Wien (OTS) - Bildungsministerin Claudia Schmied hat völlig recht. So kann man das "österreichische Schulsystem nicht an internationale Standards heranführen". Sie hat den Satz zwar nur auf VP-Bildungssprecher und Beamtengewerkschafter Fritz Neugebauer gemünzt, er stimmt aber trotzdem. Denn so konnte es nicht gehen. In der rot-schwarzen Koalition herrscht vor allem beim zentralen Bildungsthema Ungleichgewicht: Auf der einen Seite eine in Schulfragen unerfahrene Bildungsministerin, die sich, wohl beflügelt durch den positiven Medienhype nach der zügigen Berufung neuer Operndirektoren, viel zu rasch und viel zu forsch die komplexe Schulmaterie vornahm. Auf der anderen Seite die ÖVP, die alles verhindern will, was irgendwie als Gesamtschule interpretiert werden könnte, auch wenn man noch so viele andere Namen dafür erfinden würde; und Schmied und der SPÖ nicht den Hauch eines politischen Erfolges gönnen will.
Für dieses politische Ungleichgewicht mitsamt seinen endlos parteitaktischen Spielchen müssten Schüler, Eltern, Lehrer büßen. Denn das Chaos ist inzwischen so groß geworden, dass sich kaum jemand mehr auskennen kann: Wäre die Neue Mittelschule (NMS) etwas grundsätzlich anderes als die bestehende Kooperative Mittelschule (KMS), die auch schon einmal als Neue verkauft worden ist? Was wird aus alten Schulversuchen, die nie evaluiert worden sind? Haben sie den gleichen Stellenwert wie die neuen? Wer wird sich für was und wo entscheiden können?
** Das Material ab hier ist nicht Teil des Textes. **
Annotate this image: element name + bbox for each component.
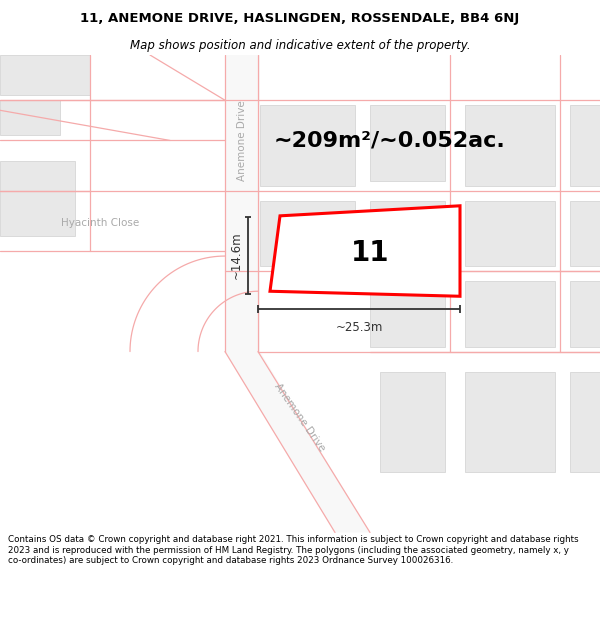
Bar [465,372,555,472]
Polygon shape [225,351,370,532]
Bar [370,281,445,346]
Bar [380,372,445,472]
Bar [570,105,600,186]
Polygon shape [225,55,260,351]
Bar [465,281,555,346]
Text: Contains OS data © Crown copyright and database right 2021. This information is : Contains OS data © Crown copyright and d… [8,535,578,565]
Bar [260,201,355,266]
Bar [570,281,600,346]
Bar [570,372,600,472]
Bar [0,55,90,95]
Text: 11, ANEMONE DRIVE, HASLINGDEN, ROSSENDALE, BB4 6NJ: 11, ANEMONE DRIVE, HASLINGDEN, ROSSENDAL… [80,12,520,25]
Bar [370,201,445,266]
Text: Anemone Drive: Anemone Drive [273,381,327,453]
Text: ~25.3m: ~25.3m [335,321,383,334]
Bar [0,100,60,136]
Polygon shape [270,206,460,296]
Bar [465,201,555,266]
Text: Map shows position and indicative extent of the property.: Map shows position and indicative extent… [130,39,470,51]
Bar [0,161,75,236]
Text: 11: 11 [351,239,389,267]
Text: ~209m²/~0.052ac.: ~209m²/~0.052ac. [274,131,506,151]
Bar [370,105,445,181]
Bar [465,105,555,186]
Bar [570,201,600,266]
Bar [260,105,355,186]
Text: Anemone Drive: Anemone Drive [237,100,247,181]
Text: Hyacinth Close: Hyacinth Close [61,218,139,228]
Text: ~14.6m: ~14.6m [229,232,242,279]
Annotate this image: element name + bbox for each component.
Dazu kommen noch gravierende politische Fehler auf beiden Koalitionsseiten. Zuerst wollte Schmied ziemlich vordergründig den Koalitionspartner ÖVP durch eine überraschende Kooperation mit Jörg Haider unter Druck setzen, ohne dessen Motive zu bedenken, einen Spaltpilz in die Koalition einsetzen zu wollen. Dann versuchte sie es mit Erwin Prölls Solo-Idee einer um zwei Jahre verlängerten Volksschule, ohne Durchlässigkeit und Mobilität zu beachten.
Aber auch die ÖVP verrannte sich beim Taktieren. Gerade in den letzten Tagen hat sie sich als Parade- Familienpartei präsentiert. Es muss sich doch schon herumgesprochen haben, dass Schulpolitik Parade- Familienpolitik ist. Wie sollen sich Kinder und Eltern "im Mittelpunkt" aller familienpolitischen Überlegungen der ÖVP vorkommen, wenn sie im zentralen Lebensbereich Schule nur Chaos erleben? Kindern und Jugendlichen muss man Sicherheit geben, nicht Taktik.
Die künstliche Eile der letzten Wochen war überflüssig. Eine durchdachte, sachorientierte Neuordnung des Schulwesens muss innerhalb dieser Legislaturperiode möglich sein. Grundbedingung wäre allerdings der politische Wille dazu. Die SPÖ hat ihn vielleicht, aber Schmied nicht genügend Sachkenntnis. Die ÖVP hat ihn einfach nicht. Erst wenn die Regierung zu vertrauensvoller Zusammenarbeit findet, sollte sie einen neuen Anlauf nehmen. Sonst wäre besser, sie würde die Finger von den Schulen lassen.